Kisspeptin-GPR54 sisteminin AH’daki rolünün araştırılması amacıyla bu proje önerisinde iki adet transgenik dişi fare modeli kullanılacaktır. İlk olarak, Kiss-Cre farelerde floresan GFP geni taşıyan virus kullanılarak işaretlenen kisspeptin nöron projeksiyonları konfokal mikroskobuyla değerlendirilecektir. Benzer metodoloji Kiss-Cre x Tg2576 çifte transgenik fare modelinde de tekrarlanarak bu nöronların projeksiyonlarındaki olası değişiklikler incelenecektir. Analizler, AH fenotipi oluşmadan önce (3 aylık farelerde) ve sonra (6. aydan sonra) gerçekleştirilecektir.

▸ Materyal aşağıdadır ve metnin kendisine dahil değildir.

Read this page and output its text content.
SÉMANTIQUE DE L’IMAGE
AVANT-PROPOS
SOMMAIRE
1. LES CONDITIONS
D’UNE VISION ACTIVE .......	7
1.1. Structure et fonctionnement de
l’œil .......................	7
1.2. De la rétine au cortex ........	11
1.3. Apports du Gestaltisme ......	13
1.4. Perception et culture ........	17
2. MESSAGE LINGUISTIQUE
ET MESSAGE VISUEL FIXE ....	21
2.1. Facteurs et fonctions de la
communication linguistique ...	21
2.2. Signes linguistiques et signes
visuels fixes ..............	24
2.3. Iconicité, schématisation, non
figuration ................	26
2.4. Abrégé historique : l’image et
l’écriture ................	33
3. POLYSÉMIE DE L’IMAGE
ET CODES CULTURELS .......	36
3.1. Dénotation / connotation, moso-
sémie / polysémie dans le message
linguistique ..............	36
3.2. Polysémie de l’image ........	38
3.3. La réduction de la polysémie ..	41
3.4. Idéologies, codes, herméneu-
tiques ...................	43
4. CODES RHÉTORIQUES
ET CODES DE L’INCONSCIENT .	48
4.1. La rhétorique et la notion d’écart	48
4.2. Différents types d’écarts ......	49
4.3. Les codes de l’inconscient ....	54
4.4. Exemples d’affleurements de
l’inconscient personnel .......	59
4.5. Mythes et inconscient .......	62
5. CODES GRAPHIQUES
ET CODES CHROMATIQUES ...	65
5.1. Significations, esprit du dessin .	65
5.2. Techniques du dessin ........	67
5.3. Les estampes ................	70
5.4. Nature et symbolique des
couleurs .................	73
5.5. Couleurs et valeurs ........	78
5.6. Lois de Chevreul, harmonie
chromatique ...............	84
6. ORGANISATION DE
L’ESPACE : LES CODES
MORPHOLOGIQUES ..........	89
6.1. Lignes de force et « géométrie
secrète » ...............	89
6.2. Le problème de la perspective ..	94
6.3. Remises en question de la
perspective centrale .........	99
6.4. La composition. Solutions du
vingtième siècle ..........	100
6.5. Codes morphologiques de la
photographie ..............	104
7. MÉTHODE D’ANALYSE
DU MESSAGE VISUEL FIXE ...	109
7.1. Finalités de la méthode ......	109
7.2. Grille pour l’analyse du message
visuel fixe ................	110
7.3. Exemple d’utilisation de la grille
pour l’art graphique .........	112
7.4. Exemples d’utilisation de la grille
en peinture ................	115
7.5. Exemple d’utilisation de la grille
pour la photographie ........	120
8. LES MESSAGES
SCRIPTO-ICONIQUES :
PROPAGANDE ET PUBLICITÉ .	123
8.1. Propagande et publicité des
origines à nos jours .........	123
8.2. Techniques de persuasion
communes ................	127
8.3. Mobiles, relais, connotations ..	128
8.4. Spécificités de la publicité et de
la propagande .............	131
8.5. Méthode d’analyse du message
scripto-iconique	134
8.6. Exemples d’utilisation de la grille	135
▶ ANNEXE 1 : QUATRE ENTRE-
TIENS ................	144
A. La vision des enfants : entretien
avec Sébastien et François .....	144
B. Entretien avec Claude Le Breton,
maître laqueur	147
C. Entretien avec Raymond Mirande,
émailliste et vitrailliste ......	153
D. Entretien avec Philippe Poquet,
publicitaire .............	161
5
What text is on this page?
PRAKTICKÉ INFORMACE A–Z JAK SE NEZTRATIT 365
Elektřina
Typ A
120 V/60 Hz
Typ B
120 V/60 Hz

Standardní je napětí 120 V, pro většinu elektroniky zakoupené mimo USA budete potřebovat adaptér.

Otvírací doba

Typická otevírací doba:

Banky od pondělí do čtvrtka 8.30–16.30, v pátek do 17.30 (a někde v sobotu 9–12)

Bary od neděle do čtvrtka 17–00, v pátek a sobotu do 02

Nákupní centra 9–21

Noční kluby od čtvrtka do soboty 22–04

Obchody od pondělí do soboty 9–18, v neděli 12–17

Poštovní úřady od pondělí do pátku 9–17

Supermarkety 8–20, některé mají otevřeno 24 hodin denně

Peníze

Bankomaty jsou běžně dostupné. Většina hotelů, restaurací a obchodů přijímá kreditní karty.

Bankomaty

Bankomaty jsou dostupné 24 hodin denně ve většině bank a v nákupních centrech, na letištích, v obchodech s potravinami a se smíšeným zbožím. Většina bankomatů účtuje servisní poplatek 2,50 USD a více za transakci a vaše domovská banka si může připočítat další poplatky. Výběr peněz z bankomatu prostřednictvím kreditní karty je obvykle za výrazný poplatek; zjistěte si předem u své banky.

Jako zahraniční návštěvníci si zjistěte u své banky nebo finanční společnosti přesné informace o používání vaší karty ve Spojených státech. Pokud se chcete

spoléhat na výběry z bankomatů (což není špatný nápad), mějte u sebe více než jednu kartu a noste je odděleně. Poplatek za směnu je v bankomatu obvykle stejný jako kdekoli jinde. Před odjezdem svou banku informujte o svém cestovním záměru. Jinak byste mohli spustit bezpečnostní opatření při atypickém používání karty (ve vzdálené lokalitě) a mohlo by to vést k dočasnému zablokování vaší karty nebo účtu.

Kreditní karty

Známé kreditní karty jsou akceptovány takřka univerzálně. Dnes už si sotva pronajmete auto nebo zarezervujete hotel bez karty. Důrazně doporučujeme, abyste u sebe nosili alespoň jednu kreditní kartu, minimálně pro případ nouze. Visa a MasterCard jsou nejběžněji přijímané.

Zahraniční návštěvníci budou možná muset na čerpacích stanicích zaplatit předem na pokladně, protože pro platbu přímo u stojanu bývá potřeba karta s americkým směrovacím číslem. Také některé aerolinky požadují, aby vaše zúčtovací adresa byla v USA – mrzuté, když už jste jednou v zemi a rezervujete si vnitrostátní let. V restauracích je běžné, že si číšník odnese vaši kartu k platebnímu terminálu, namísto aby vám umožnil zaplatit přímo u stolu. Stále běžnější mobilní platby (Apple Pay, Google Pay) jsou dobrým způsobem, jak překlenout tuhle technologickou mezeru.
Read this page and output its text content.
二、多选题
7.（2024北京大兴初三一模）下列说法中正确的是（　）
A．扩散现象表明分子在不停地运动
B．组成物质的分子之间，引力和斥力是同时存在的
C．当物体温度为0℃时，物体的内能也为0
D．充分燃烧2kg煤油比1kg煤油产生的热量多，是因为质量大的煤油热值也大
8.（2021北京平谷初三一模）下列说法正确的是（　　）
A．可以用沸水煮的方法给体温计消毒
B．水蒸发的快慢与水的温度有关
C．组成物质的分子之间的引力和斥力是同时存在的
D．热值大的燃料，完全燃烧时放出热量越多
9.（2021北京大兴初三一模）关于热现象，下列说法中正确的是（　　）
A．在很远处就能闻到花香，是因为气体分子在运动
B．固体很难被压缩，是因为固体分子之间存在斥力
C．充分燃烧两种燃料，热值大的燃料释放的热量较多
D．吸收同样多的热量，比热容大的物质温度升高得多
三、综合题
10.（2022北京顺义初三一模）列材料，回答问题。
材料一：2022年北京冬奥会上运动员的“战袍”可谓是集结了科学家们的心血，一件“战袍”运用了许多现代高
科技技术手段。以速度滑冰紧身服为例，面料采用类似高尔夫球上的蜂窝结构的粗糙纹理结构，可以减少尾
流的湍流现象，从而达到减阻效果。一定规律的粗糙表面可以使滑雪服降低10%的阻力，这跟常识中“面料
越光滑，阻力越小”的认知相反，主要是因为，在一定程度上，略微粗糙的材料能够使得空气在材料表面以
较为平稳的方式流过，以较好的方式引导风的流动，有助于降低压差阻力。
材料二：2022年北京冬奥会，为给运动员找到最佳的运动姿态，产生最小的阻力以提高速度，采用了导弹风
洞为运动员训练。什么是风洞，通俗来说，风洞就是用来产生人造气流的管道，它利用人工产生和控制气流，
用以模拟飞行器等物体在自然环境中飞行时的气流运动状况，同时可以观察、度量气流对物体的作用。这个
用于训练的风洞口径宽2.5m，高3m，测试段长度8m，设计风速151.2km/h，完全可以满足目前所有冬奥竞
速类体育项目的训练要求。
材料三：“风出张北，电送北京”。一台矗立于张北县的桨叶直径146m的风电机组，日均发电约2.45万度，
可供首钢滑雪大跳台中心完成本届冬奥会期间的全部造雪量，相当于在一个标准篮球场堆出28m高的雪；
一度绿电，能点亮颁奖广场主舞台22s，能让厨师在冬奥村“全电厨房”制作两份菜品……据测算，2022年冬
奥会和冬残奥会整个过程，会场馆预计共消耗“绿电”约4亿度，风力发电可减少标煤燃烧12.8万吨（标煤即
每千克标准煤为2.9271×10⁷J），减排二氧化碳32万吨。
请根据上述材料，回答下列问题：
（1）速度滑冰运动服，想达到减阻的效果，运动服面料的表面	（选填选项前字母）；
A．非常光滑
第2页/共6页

Ayrıca aynı gruplarda GPR54 kisspeptin reseptörlerinin dağılımı da hipokampüs, hipotalamus ve kortekste immunohistokimyasal (IHC) metotla incelenecektir. İkinci olarak kisspeptin-cre fareler alınacak ve Tg2675 AH fareleriyle çaprazlanarak çifte transgenik fareler elde edilecektir. Bu farelerde (7 aylık) kisspeptin nöronlarının optogenetik yöntemle akut eksitasyon ve inhibisyonunun AH’da kognitif fonksiyonu (Morris Water Maze, MWM) nasıl etkileyeceği; farmakogenetik yöntemle kisspeptin-GPR54 sisteminin kronik eksitasyon ve inhibisyonunun kognitif davranış (MWM), katekolaminerjik ve kolinerjik nörotransmisyon ve AH nöropatolojileri üzerindeki olası rolü araştırılacaktır. Ayrıca, Tg2576 + kisspeptin-cre fareler de ovarektomi uygulanarak optogenetik ve farmakogenetik nöronal manipülasyonlar sırasında östrojenin kisspeptin-GPR54 sistemini nasıl modüle edebileceği, steroid hormon replasmanı yapıldığında etkilerin geri dönüşümlü olup olmayacağı da incelenecektir. Manipülasyonlardan önce kuyruk veninden ve dekapitasyondan sonra da kan örnekleri alınacaktır. Deneylerin sonunda beyin dokuları çıkartılarak dondurulacak ve hipokampus, korteks ve hipotalamus bölgelerini içeren kesitler elde edilecektir. AH patofizyolojisinde görülen β-amiloid oluşumu, mikrogliyozis, astrositozis, sinaptik hasar (synapsin-1 ve sinaptofizin) ve oksidatif stres değişimleri koronal beyin kesitlerinde immunohistokimyasal (IHC) metotla gösterilecektir. Ayrıca, kisspeptin ve GPR54 reseptörünün beyin kesitlerinde lokalizasyonu ve protein seviyeleri (sırasıyla) IHC ve western blot yöntemlerle belirlenecektir. Farmakogenetik deneyler sırasında beyin mikrodiyalizi ile alınacak ekstraselüler sıvıda noradrenalin, dopamin ve asetil kolin düzeyleri yüksek performanslı sıvı kromatografisi ve elektrokimyasal dedeksiyon (HPLC-ECD) ile analiz edilecektir. Serum LH ve E2 düzeyleri ELISA ile ölçümlenecektir

Sonuçta kisspeptin-GPR54 sisteminin in vivo AH modelinde LH sekresyonunu modüle ederek dolaylı etkileri ile doğrudan olası nöron koruyucu etkileri karşılaştırılacaktır. Bu deneylerin sonuçları AH’nın daha iyi anlaşılmasına ve yeni nöroendokrin tedavi stratejilerinin geliştirilmesine katkı sağlayabilecektir. Bu projeden elde edilecek veriler (kullanılacak teknolojik araştırma metotlarının da katkısıyla) yüksek etki faktörlü uluslararası hakemli dergilerde yayımlanabilecektir. Ayrıca, projede bursiyer olarak görev alacak yüksek lisans ve doktora öğrencileri optogenetik ve farmakogenetik gibi önemli araştırma teknolojilerini ve bilimsel çalışma prensiplerini öğrenebilecek ve ülkemizin yeni bilim insanı potansiyelinin gelişmesine katkı sağlanabilecektir.